The debate over recursive self-improvement exhibits this pattern. The fast-progress proponent can always say “that bottleneck is temporary” while the skeptic can always say “that progress is unrepresentative,” and both arguments are reasonable given present-day observations. They are doing what scientists have always done when confronted with anomalies, that is, protecting the core of their theory by adjusting assumptions at the periphery.
At some point, reality will vindicate one view or the other. Either the recursive loop closes, or progress plateaus despite continued scaling. Le Verrier eventually learned whether Neptune and Vulcan existed. But unlike those astronomical puzzles, which could afford decades of patient observation, the question of automated AI R&D arguably carries higher stakes. The evidence which definitively settles the question may arrive only after the window for policy preparation has closed.
Yet some evidence is better than other evidence. The CSET report identifies a series of indicators specifically designed to track the progress of AI R&D automation: 1) broad capability metrics like performance on long-horizon tasks, “messy” tasks, and continual learning, 2) AI R&D-specific benchmarks arranged on a ladder from engineering through ideation and strategy, and 3) internal company signals like R&D spending allocation, employment patterns, and the gap between internally deployed and publicly released models.
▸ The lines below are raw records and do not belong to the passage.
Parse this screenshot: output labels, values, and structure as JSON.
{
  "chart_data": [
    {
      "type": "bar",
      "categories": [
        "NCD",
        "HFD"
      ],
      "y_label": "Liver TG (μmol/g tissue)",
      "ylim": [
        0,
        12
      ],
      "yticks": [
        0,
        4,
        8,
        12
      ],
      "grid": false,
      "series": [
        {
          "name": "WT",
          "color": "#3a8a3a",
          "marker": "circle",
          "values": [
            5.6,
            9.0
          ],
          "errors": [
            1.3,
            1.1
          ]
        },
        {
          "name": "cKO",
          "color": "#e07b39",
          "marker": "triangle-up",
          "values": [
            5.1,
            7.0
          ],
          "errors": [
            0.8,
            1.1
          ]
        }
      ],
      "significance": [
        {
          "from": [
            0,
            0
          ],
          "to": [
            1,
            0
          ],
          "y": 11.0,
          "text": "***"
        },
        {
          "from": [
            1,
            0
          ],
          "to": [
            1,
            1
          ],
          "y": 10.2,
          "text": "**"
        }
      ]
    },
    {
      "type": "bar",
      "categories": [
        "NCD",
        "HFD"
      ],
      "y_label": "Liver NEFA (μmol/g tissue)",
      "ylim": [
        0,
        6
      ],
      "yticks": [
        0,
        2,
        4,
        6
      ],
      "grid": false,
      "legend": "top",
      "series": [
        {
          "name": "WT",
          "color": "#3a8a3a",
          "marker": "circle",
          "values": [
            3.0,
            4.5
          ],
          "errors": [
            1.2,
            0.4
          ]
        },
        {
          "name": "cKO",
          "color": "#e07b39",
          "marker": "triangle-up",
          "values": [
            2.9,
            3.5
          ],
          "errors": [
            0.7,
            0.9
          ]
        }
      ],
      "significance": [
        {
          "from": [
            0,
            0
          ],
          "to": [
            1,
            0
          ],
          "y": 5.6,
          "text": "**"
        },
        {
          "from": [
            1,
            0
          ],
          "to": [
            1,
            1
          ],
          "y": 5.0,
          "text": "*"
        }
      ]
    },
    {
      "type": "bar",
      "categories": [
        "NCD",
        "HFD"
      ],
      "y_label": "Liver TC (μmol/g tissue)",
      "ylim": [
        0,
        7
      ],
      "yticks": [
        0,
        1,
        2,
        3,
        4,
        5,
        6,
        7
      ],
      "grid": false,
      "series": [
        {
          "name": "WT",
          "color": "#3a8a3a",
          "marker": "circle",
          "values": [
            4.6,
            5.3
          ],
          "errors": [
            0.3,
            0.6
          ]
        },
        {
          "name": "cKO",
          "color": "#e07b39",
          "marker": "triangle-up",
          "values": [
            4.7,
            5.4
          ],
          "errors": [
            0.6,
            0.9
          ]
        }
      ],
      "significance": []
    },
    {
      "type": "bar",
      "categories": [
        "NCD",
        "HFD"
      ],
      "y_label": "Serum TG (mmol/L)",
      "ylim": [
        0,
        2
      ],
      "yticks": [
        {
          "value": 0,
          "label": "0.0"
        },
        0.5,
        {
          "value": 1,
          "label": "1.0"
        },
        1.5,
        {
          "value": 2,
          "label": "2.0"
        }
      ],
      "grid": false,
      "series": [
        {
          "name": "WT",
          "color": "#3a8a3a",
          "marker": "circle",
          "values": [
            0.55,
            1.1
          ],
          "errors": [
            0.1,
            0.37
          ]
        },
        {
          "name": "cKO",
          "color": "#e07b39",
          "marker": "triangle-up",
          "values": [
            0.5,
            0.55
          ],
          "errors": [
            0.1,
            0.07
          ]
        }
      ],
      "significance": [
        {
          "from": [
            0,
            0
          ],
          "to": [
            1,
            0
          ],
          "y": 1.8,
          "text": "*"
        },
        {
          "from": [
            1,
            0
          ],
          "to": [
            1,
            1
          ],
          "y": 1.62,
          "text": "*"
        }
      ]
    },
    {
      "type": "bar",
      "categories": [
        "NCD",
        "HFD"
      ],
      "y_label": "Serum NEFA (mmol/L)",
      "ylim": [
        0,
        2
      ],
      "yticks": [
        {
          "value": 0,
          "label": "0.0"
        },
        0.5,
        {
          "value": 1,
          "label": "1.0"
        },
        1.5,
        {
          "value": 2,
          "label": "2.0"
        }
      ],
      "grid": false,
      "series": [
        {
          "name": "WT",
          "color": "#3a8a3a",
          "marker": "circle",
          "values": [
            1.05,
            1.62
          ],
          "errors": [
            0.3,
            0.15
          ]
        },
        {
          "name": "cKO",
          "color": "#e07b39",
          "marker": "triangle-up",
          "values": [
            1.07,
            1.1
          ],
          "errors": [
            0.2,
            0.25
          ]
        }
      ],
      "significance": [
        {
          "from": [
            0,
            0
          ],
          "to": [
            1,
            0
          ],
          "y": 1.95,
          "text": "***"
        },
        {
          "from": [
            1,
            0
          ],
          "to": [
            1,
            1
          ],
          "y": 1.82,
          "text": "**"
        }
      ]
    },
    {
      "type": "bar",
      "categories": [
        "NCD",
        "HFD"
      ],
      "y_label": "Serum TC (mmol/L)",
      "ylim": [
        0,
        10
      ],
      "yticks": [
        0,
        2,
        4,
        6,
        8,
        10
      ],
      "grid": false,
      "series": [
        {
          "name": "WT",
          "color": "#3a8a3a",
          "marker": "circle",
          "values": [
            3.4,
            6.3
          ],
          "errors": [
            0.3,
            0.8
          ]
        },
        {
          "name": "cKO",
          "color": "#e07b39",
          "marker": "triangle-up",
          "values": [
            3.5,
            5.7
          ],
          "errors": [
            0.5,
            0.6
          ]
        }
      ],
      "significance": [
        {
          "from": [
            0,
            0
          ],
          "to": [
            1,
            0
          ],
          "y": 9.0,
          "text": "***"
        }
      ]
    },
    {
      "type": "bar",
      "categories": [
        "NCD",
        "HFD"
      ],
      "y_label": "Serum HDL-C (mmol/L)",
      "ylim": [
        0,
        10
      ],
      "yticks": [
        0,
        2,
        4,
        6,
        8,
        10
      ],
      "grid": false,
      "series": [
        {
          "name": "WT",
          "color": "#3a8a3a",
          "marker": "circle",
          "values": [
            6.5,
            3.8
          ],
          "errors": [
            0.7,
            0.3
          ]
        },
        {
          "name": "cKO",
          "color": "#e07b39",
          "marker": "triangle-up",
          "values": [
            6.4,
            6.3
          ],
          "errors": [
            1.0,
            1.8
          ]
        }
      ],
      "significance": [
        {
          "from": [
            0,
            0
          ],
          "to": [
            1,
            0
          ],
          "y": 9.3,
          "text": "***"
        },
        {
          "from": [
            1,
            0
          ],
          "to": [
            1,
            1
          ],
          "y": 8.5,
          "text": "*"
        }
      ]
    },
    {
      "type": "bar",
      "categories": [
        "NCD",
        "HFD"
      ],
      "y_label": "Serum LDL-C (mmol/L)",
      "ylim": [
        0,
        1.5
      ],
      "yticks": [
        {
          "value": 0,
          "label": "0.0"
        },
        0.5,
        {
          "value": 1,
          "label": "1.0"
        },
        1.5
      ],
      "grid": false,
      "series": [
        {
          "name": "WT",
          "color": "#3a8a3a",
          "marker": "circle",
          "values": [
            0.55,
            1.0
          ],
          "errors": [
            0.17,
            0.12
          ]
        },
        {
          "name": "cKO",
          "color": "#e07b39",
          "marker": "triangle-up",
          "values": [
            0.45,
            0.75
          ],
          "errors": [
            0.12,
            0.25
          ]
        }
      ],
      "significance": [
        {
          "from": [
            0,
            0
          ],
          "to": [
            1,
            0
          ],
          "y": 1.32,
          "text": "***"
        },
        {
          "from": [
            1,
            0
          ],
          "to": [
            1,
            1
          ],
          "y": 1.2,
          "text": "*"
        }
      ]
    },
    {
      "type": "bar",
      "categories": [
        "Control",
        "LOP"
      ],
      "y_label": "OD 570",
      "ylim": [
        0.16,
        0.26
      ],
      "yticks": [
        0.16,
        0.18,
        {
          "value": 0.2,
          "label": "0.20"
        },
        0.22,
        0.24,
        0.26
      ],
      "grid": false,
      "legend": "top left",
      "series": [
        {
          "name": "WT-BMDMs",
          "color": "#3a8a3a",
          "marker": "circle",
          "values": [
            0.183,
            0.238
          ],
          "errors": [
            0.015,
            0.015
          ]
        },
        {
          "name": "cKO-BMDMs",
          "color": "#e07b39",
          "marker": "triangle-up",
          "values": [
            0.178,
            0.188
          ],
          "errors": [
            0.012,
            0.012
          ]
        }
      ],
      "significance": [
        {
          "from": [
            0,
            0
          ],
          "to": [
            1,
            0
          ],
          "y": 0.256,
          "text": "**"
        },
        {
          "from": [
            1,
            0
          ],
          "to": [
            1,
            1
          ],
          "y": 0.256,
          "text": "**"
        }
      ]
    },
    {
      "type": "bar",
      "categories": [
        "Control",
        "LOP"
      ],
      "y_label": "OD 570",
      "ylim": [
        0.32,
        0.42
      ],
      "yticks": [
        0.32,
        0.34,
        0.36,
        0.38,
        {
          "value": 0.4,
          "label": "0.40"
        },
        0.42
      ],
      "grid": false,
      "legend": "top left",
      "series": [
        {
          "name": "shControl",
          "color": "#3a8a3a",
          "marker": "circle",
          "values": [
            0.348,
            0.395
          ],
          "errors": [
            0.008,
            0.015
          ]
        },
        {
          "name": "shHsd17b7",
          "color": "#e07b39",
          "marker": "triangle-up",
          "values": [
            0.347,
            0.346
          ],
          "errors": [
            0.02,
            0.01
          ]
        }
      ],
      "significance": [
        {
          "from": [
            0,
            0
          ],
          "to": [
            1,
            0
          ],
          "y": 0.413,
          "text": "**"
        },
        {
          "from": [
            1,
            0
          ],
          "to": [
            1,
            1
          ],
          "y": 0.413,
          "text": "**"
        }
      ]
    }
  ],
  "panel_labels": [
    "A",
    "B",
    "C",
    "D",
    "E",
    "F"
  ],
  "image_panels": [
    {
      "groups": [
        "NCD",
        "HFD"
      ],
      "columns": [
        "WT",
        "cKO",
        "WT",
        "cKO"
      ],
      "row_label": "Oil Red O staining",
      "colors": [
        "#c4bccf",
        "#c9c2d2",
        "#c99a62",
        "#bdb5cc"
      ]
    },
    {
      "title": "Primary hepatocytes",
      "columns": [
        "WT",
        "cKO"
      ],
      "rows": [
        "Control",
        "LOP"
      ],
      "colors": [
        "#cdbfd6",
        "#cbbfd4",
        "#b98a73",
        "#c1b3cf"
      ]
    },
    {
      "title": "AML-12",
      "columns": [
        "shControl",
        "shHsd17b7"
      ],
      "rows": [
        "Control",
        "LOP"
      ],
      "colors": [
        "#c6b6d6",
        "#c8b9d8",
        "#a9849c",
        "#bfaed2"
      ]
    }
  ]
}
Dean Ball began a series on RSI on his Substack last week, writing that AI agents that build the next versions of themselves are not science fiction, that this process will begin in earnest this year, and that it “could change the dynamics of AI competition, alter AI geopolitics, and much more.” He promised specific measures for this week, on the grounds that “regardless of the outcome, the automation of AI research and development changes the fundamental dynamics of the field enough to merit targeted policy action.”
Each of us working on policy in this space must contend with deep uncertainty, because the available evidence will underdetermine the outcome.